Hundreds of bureaucrats are being recruited by regional governments across Canada to help regulate and administer the multibillion-dollar recreational cannabis market that is now barely four months away.

Everywhere, that is, except for the two jurisdictions expected to account for the majority of Canada’s legal marijuana sales.

With the sole exception of Nancy Kennedy – who was appointed president of the Ontario Cannabis Store in April – neither Ontario or Quebec have hired a single person to ensure their new cannabis markets will be running smoothly when 95 years of marijuana prohibition comes to an end on October 17th.

“[Ontario Cannabis Store] has been staffed to-date primarily using existing LCBO and government resources,” a spokesperson for the Liquor Control Board of Ontario, which plans to have 40 standalone OCS locations stocked and staffed by the end of 2018, told BNN Bloomberg via email. “It is too early to provide an update at this time on future hiring until Ontario’s Cabinet is sworn in [on June 29th].”

Quebec, meanwhile, is arguably even further behind.

“Unfortunately, the Société québécoise du cannabis (SQDC) does not have a president nor a board,” Mathieu Gaudreault of the Société des alcools du Québec (SAQ), told BNN Bloomberg via email. “It is impossible for us to give out projections about the administration or the management workforce.”



SDQC expects to name a president and a board of directors “in the next weeks,” Gaudreault said, “after that we will have a better idea of the administrative organization of the SDQC.”

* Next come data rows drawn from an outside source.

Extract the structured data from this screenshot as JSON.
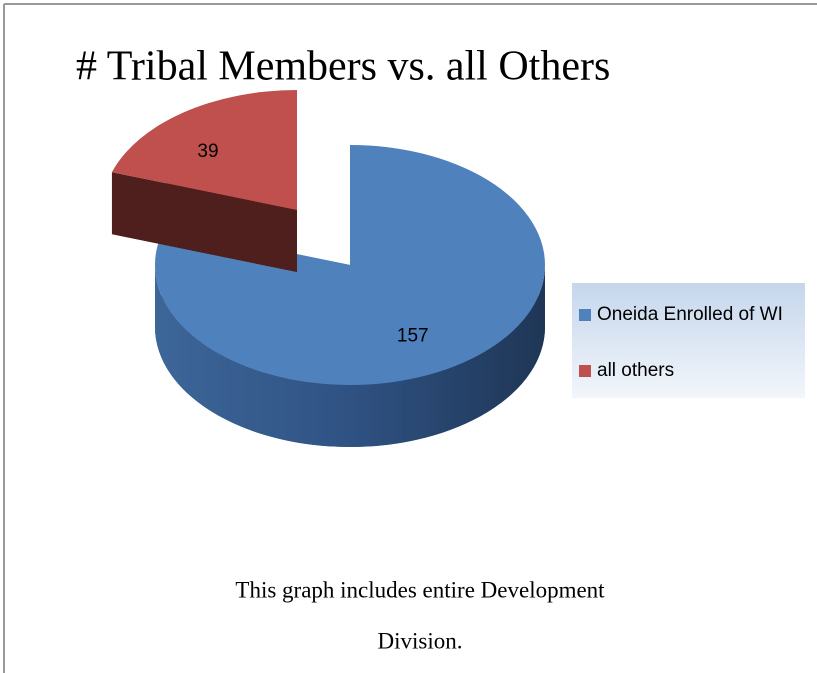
{
  "chart_data": {
    "type": "pie",
    "title": "# Tribal Members vs. all Others",
    "categories": [
      "Oneida Enrolled of WI",
      "all others"
    ],
    "values": [
      157,
      39
    ],
    "colors": [
      "#4f81bd",
      "#c0504d"
    ],
    "side_colors": [
      "#2f4f7a",
      "#4f1f1e"
    ],
    "exploded": [
      false,
      true
    ],
    "legend": "right",
    "notes": [
      "This graph includes entire Development",
      "Division."
    ]
  }
}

Canada’s two largest provinces stand in stark contrast to the rest of the country. BNN Bloomberg reached out to every other province and both territories planning for retail sales – Nunavut is planning an online-only cannabis market – and without exception every single one of them said at least some hiring has been done.

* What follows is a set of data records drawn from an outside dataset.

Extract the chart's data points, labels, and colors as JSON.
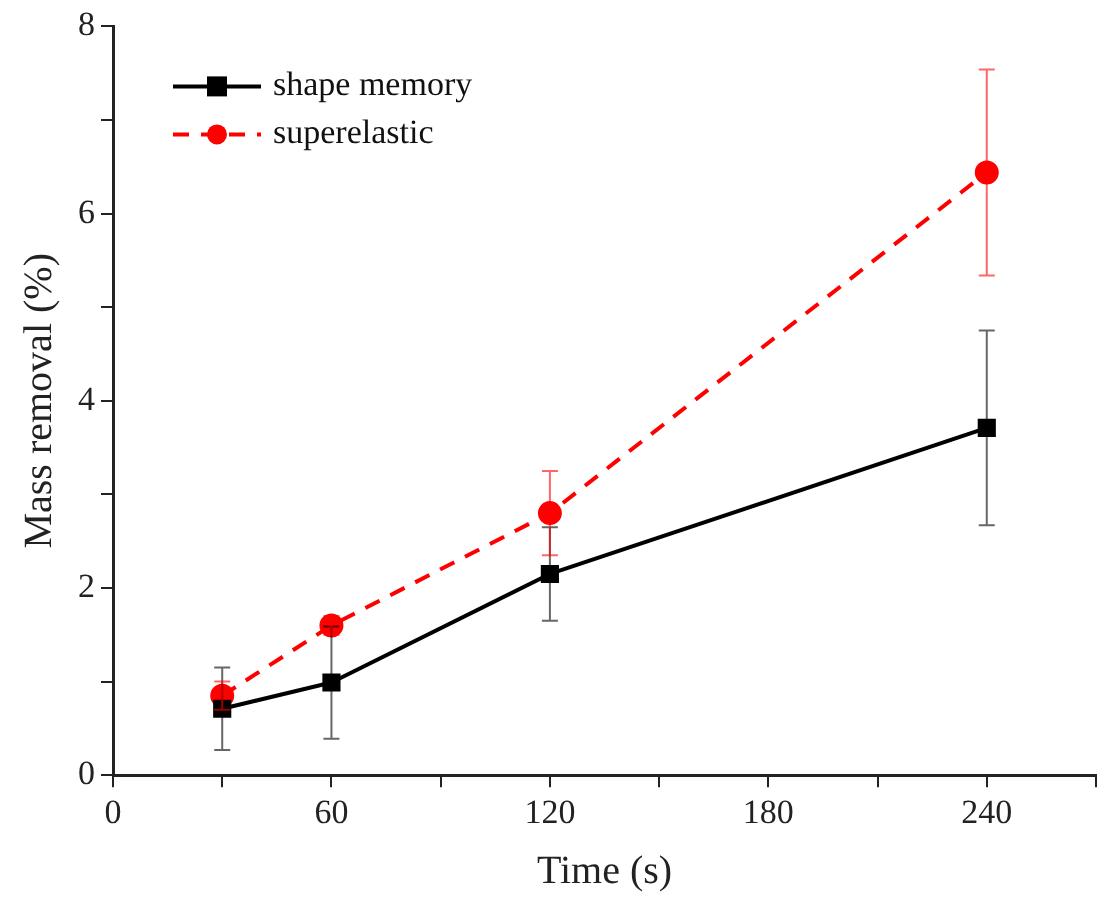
{
  "chart_data": {
    "type": "line",
    "xlabel": "Time (s)",
    "ylabel": "Mass removal (%)",
    "x": [
      30,
      60,
      120,
      240
    ],
    "xlim": [
      0,
      270
    ],
    "xticks": [
      0,
      {
        "value": 30,
        "label": null
      },
      60,
      {
        "value": 90,
        "label": null
      },
      120,
      {
        "value": 150,
        "label": null
      },
      180,
      {
        "value": 210,
        "label": null
      },
      240,
      {
        "value": 270,
        "label": null
      }
    ],
    "ylim": [
      0,
      8
    ],
    "yticks": [
      0,
      {
        "value": 1,
        "label": null
      },
      2,
      {
        "value": 3,
        "label": null
      },
      4,
      {
        "value": 5,
        "label": null
      },
      6,
      {
        "value": 7,
        "label": null
      },
      8
    ],
    "series": [
      {
        "name": "shape memory",
        "color": "#000000",
        "values": [
          0.71,
          0.99,
          2.15,
          3.71
        ],
        "errors": [
          0.44,
          0.6,
          0.5,
          1.04
        ],
        "marker": "square",
        "line_style": "solid"
      },
      {
        "name": "superelastic",
        "color": "#ff0000",
        "values": [
          0.85,
          1.6,
          2.8,
          6.44
        ],
        "errors": [
          0.15,
          0.1,
          0.45,
          1.1
        ],
        "marker": "circle",
        "line_style": "dashed"
      }
    ],
    "legend": "top left",
    "grid": false
  }
}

Prince Edward Island – Canada’s smallest province in size and population – hired Zachary Currie to be P.E.I. Liquor’s new director of emerging markets and channel development in January. One industry expert, however, argues Ontario and Quebec are not as ill-prepared as their lack of recruitment to date would suggest.

“They haven’t been exclusively hiring in the way that other provinces have,” Deepak Anand, a vice-president of business development and government relations at Cannabis Compliance who has been consulting with provinces about how to handle legalization, told BNN Bloomberg in a telephone interview.

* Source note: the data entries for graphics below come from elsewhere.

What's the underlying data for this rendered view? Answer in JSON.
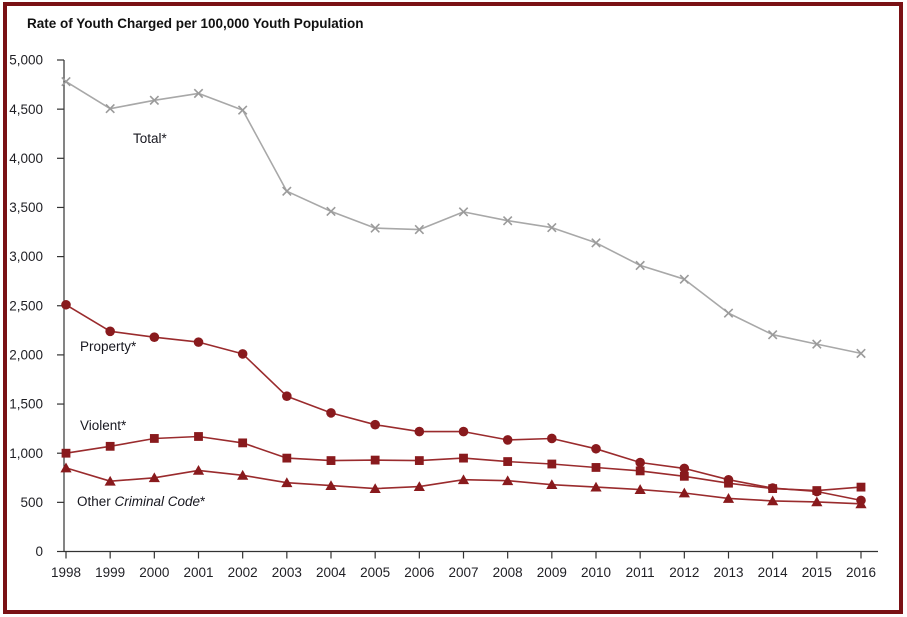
{
  "page": {
    "background": "#ffffff",
    "frame_border_color": "#7a1115"
  },
  "chart_data": {
    "type": "line",
    "title": "Rate of Youth Charged per 100,000 Youth Population",
    "xlabel": "",
    "ylabel": "",
    "ylim": [
      0,
      5000
    ],
    "ytick_step": 500,
    "grid": false,
    "legend": "inline-labels",
    "x": [
      1998,
      1999,
      2000,
      2001,
      2002,
      2003,
      2004,
      2005,
      2006,
      2007,
      2008,
      2009,
      2010,
      2011,
      2012,
      2013,
      2014,
      2015,
      2016
    ],
    "x_tick_labels": [
      "1998",
      "1999",
      "2000",
      "2001",
      "2002",
      "2003",
      "2004",
      "2005",
      "2006",
      "2007",
      "2008",
      "2009",
      "2010",
      "2011",
      "2012",
      "2013",
      "2014",
      "2015",
      "2016"
    ],
    "y_tick_labels": [
      "0",
      "500",
      "1,000",
      "1,500",
      "2,000",
      "2,500",
      "3,000",
      "3,500",
      "4,000",
      "4,500",
      "5,000"
    ],
    "series": [
      {
        "name": "Total*",
        "marker": "x",
        "line_color": "#a8a8a8",
        "marker_color": "#9b9b9b",
        "values": [
          4780,
          4505,
          4590,
          4660,
          4490,
          3665,
          3460,
          3290,
          3275,
          3455,
          3365,
          3295,
          3140,
          2910,
          2770,
          2425,
          2205,
          2110,
          2015
        ]
      },
      {
        "name": "Property*",
        "marker": "circle",
        "line_color": "#9a2b2d",
        "marker_color": "#891a1d",
        "values": [
          2510,
          2240,
          2180,
          2130,
          2010,
          1580,
          1410,
          1290,
          1220,
          1220,
          1135,
          1150,
          1045,
          905,
          845,
          730,
          645,
          610,
          520
        ]
      },
      {
        "name": "Violent*",
        "marker": "square",
        "line_color": "#9a2b2d",
        "marker_color": "#891a1d",
        "values": [
          1000,
          1070,
          1150,
          1170,
          1105,
          950,
          925,
          930,
          925,
          950,
          915,
          890,
          855,
          820,
          765,
          695,
          640,
          620,
          655
        ]
      },
      {
        "name": "Other Criminal Code*",
        "marker": "triangle",
        "line_color": "#9a2b2d",
        "marker_color": "#891a1d",
        "values": [
          850,
          715,
          750,
          825,
          775,
          700,
          670,
          640,
          660,
          730,
          720,
          680,
          655,
          630,
          595,
          540,
          515,
          505,
          485
        ]
      }
    ]
  },
  "labels": {
    "total": "Total*",
    "property": "Property*",
    "violent": "Violent*",
    "other_prefix": "Other ",
    "other_italic": "Criminal Code",
    "other_suffix": "*"
  }
}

“It is true there aren’t people dedicated 100 per cent to [establishing a cannabis market framework], but it isn’t like they are operating in a vacuum here,” Anand said, noting both Ontario and Quebec have devoted substantial existing resources to the cannabis file.

Nonetheless, with CIBC recently predicting recreational cannabis sales will surpass $6 billion annually by 2020, with Ontario and Quebec likely to account for more than half of that figure, Anand acknowledges their lack of hiring “is a concern, clearly.”